Dynamic levels of liver function test parameters in fatality group
In fatality group, no significant increases were founded for ALT, AST and GGT at various timepoints (all P > 0.05, Fig. 5). Meanwhile, the ALP increased from the day 5 (P = 0.048) to the day-clearance (P = 0.011), and TBIL increased from day 10 (P = 0.007) to the day-clearance (P = 0.011). Additionally, the albumin decreased on day 1 (P = 0.015) and 5 (P = 0.030) during viral shedding.

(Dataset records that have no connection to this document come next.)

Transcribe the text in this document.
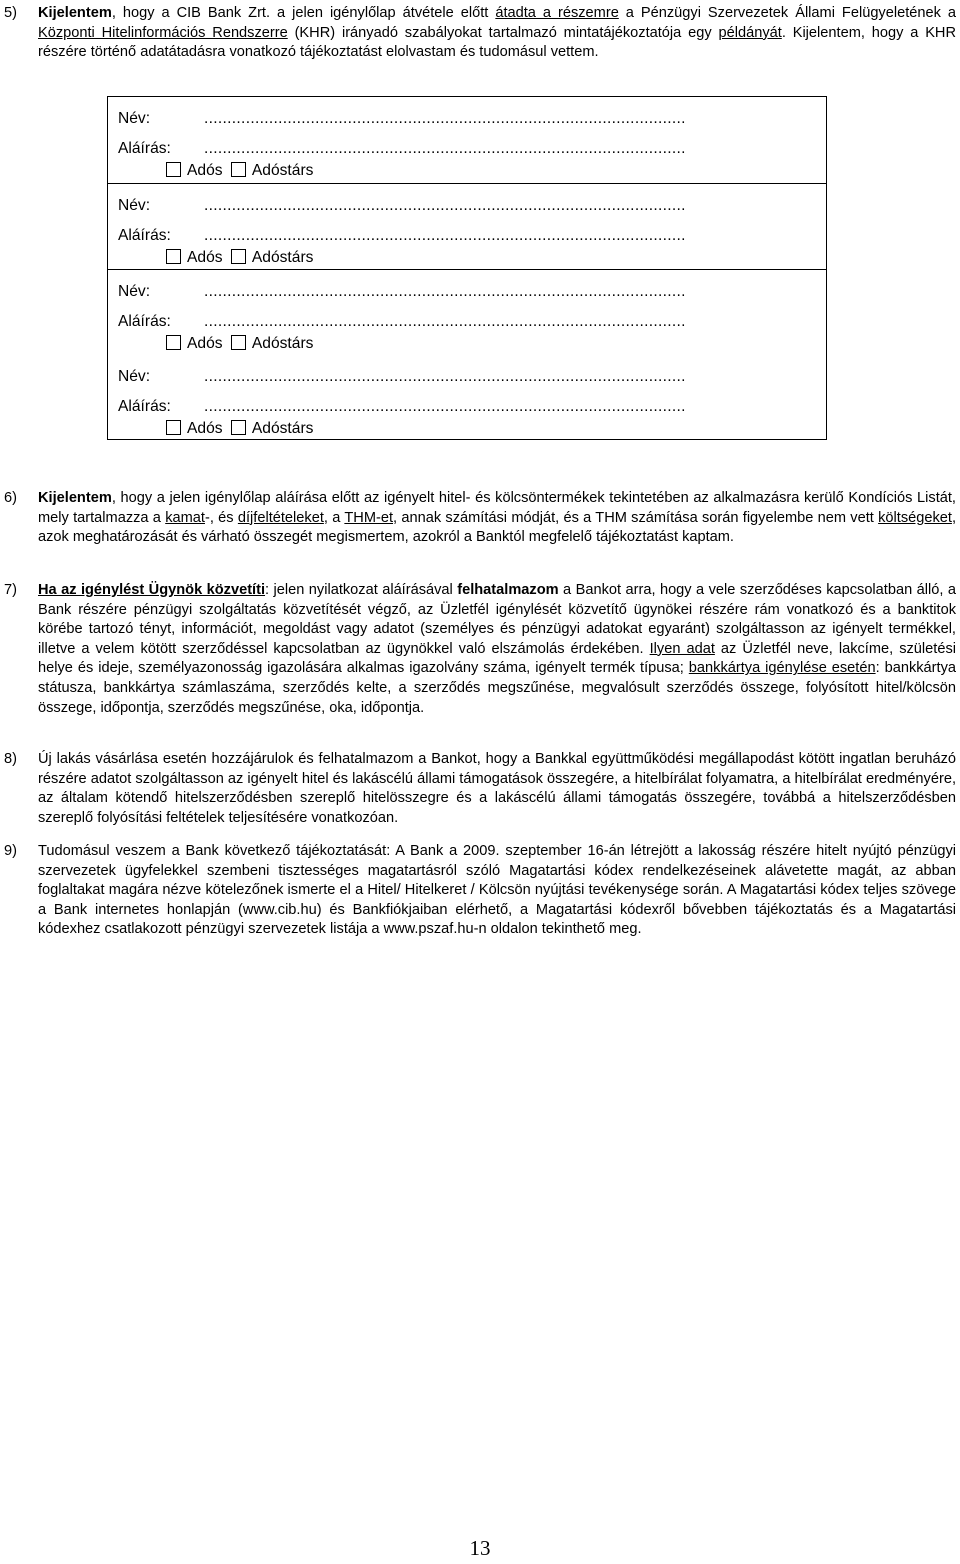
5) Kijelentem, hogy a CIB Bank Zrt. a jelen igénylőlap átvétele előtt átadta a részemre a Pénzügyi Szervezetek Állami Felügyeletének a Központi Hitelinformációs Rendszerre (KHR) irányadó szabályokat tartalmazó mintatájékoztatója egy példányát. Kijelentem, hogy a KHR részére történő adatátadásra vonatkozó tájékoztatást elolvastam és tudomásul vettem.
Név:	........................................................................................................
Aláírás: ........................................................................................................
Adós Adóstárs
Név:	........................................................................................................
Aláírás: ........................................................................................................
Adós Adóstárs
Név:	........................................................................................................
Aláírás: ........................................................................................................
Adós Adóstárs
Név:	........................................................................................................
Aláírás: ........................................................................................................
Adós Adóstárs
6) Kijelentem, hogy a jelen igénylőlap aláírása előtt az igényelt hitel- és kölcsöntermékek tekintetében az alkalmazásra kerülő Kondíciós Listát, mely tartalmazza a kamat-, és díjfeltételeket, a THM-et, annak számítási módját, és a THM számítása során figyelembe nem vett költségeket, azok meghatározását és várható összegét megismertem, azokról a Banktól megfelelő tájékoztatást kaptam.
7) Ha az igénylést Ügynök közvetíti: jelen nyilatkozat aláírásával felhatalmazom a Bankot arra, hogy a vele szerződéses kapcsolatban álló, a Bank részére pénzügyi szolgáltatás közvetítését végző, az Üzletfél igénylését közvetítő ügynökei részére rám vonatkozó és a banktitok körébe tartozó tényt, információt, megoldást vagy adatot (személyes és pénzügyi adatokat egyaránt) szolgáltasson az igényelt termékkel, illetve a velem kötött szerződéssel kapcsolatban az ügynökkel való elszámolás érdekében. Ilyen adat az Üzletfél neve, lakcíme, születési helye és ideje, személyazonosság igazolására alkalmas igazolvány száma, igényelt termék típusa; bankkártya igénylése esetén: bankkártya státusza, bankkártya számlaszáma, szerződés kelte, a szerződés megszűnése, megvalósult szerződés összege, folyósított hitel/kölcsön összege, időpontja, szerződés megszűnése, oka, időpontja.
8) Új lakás vásárlása esetén hozzájárulok és felhatalmazom a Bankot, hogy a Bankkal együttműködési megállapodást kötött ingatlan beruházó részére adatot szolgáltasson az igényelt hitel és lakáscélú állami támogatások összegére, a hitelbírálat folyamatra, a hitelbírálat eredményére, az általam kötendő hitelszerződésben szereplő hitelösszegre és a lakáscélú állami támogatás összegére, továbbá a hitelszerződésben szereplő folyósítási feltételek teljesítésére vonatkozóan.
9) Tudomásul veszem a Bank következő tájékoztatását: A Bank a 2009. szeptember 16-án létrejött a lakosság részére hitelt nyújtó pénzügyi szervezetek ügyfelekkel szembeni tisztességes magatartásról szóló Magatartási kódex rendelkezéseinek alávetette magát, az abban foglaltakat magára nézve kötelezőnek ismerte el a Hitel/ Hitelkeret / Kölcsön nyújtási tevékenysége során. A Magatartási kódex teljes szövege a Bank internetes honlapján (www.cib.hu) és Bankfiókjaiban elérhető, a Magatartási kódexről bővebben tájékoztatás és a Magatartási kódexhez csatlakozott pénzügyi szervezetek listája a www.pszaf.hu-n oldalon tekinthető meg.
13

Dynamic changes of liver function test parameters in patients with chronic liver diseases
Two patients with chronic liver diseases died due to non-liver related reasons. The dynamic changes of liver function test parameters in 13 COVID-19 patients with previously diagnosed chronic liver diseases were presented in Table 4 and Fig. 6. The ALT abnormal rates decreased unexpectedly and gradually from 38.5% (5/13) on day -(3-7) to 8.3% (1/12) on day-clearance, and the ALT levels decreased simultaneously although significant differences were all not founded (Fig.6). Meanwhile, the AST abnormal rates and detailed levels had the similar fluctuations with ALT with the exception the significant difference was observed for AST level on the day-clearance (P = 0.038). Additionally, 30.8% (4/13) to 62.5% (5/8) of patients had GGT abnormal rates at various timepoints although no significant differences were observed. Furthermore, the abnormal rates of low albumin increased from 38.5% (5/13) on day -(3-7) to 58.3% (7/12) on the day-clearance, and the detailed levels were also showed the decrease tendency although the difference was not significant on day 10 (P = 0.889). Notably, abnormal rates and levels for ALP and TBIL were steady during the full clinical course. For the 5 patients with chronic hepatitis B and 1 patient with chronic hepatitis C, no viral reactivations or breakthrough were observed during hospitalization, and the liver function test parameters were also steady during the full clinical course of COVID-19.